At IvyWise, we believe that college prep process should be enjoyable. It’s an exciting time for students, and they should enjoy researching colleges, exploring their interests, trying new activities and becoming engrossed in them, and everything else that comes along with applying to college. Of course it’s only natural for there to be some ups and downs with busy schedules, tests, and the pressure that comes with writing a great essay. Applying to colleges it not easy, but it’s also not life or death.
Here are some tips to help students (and parents!) manage college admission stress.
This is the most important thing that families can do to help minimize college admissions stress. No, we don’t mean emailing admissions officers in middle school, although for some students it is advantageous to start thinking about college in 8th grade. Starting the college prep process early can be as simple as just talking about college: What is it? Why is it important? What doors can a college degree open? For many students, college isn’t an inkling until well into junior year, and by then they only have a few months to prepare. Little knowledge about the process coupled with a short timeframe is the perfect recipe for a college admissions meltdown. Start thinking about college freshman year. Work on getting good grades (one of the most important things colleges consider), exploring interest, and familiarizing yourself with the ACT and SAT. Building a solid academic foundation and a good understanding of the process early on will go a long way to alleviating stress come junior year.
Set manageable goals.
There’s a lot that colleges look at when evaluating applicants, and many students can see it as a large list of ‘to-dos.’ Have I done community service? Check. Am I taking AP classes? Check. Did I do a summer activity? Check. For many students, this mental checklist doesn’t surface until later in the process, then they’re scrambling to make everything happen in one semester. It’s important to remember that, while starting early is extremely beneficial, the college admissions process is a marathon, not a sprint. Don’t expect to get everything done in a day. Instead, set manageable goals. Pick an activity or two to explore. Spend one hour each day reviewing SAT prep materials. Set aside some free time on the weekend to research colleges. Break down the things on your college prep checklist into small chunks, and tackle them over the course of the school year. This will not only help you focus and adjust your goals, but take the pressure of a time crunch out of the equation.
Ask for help.
Don’t be afraid to reach out to your college counselor or get advice from an independent college consultant should you find that you’re having a hard time managing the college admissions process and the stress that’s coming with it.
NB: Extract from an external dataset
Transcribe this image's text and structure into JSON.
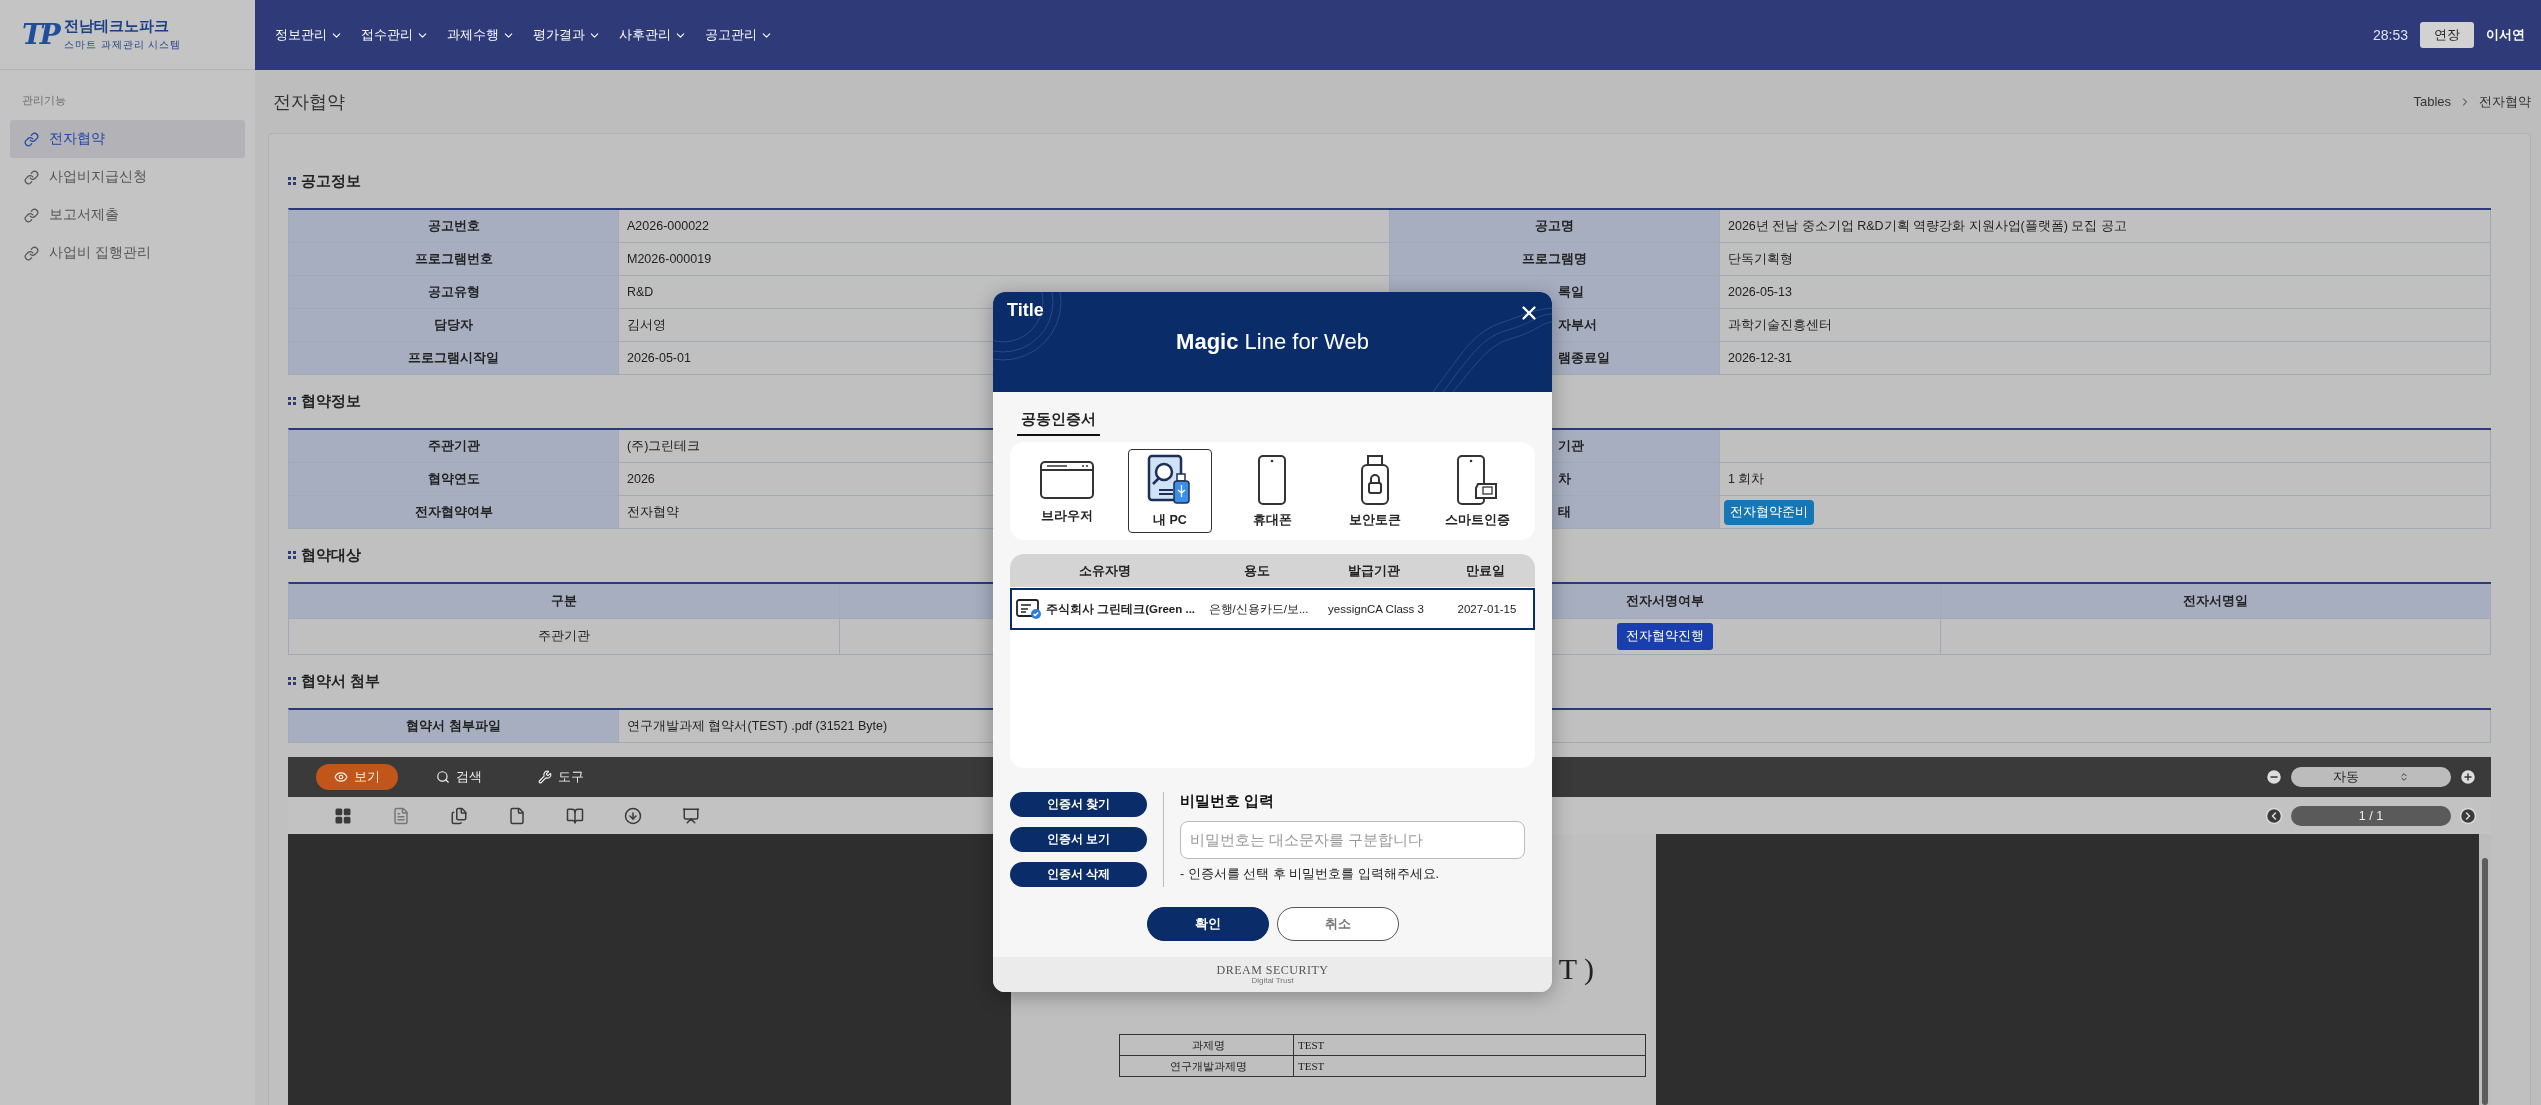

Your college counselor is there to help, and can assist you in putting together a plan of action to tackle the college admissions process and alleviate some of the pressure. If your schedule has become too demanding, reevaluate your commitments. Talk with your parents about ways you can manage your time better and what they can do to help you with college prep. We always want students to take control of the college admissions process, but it’s ok to have some support from family along the way.
Again, getting into college isn’t life or death. Students should focus on their goals and finding best-fit colleges that meet those needs – not just schools with fancy names and low admission rates. In the end, if you start early and apply to a balanced list of good fit colleges, you will get into a school that’s best for you. The college experience is about what you do with your time there, not the institution itself or its reputation. Keep a positive attitude throughout the process and make the best of it!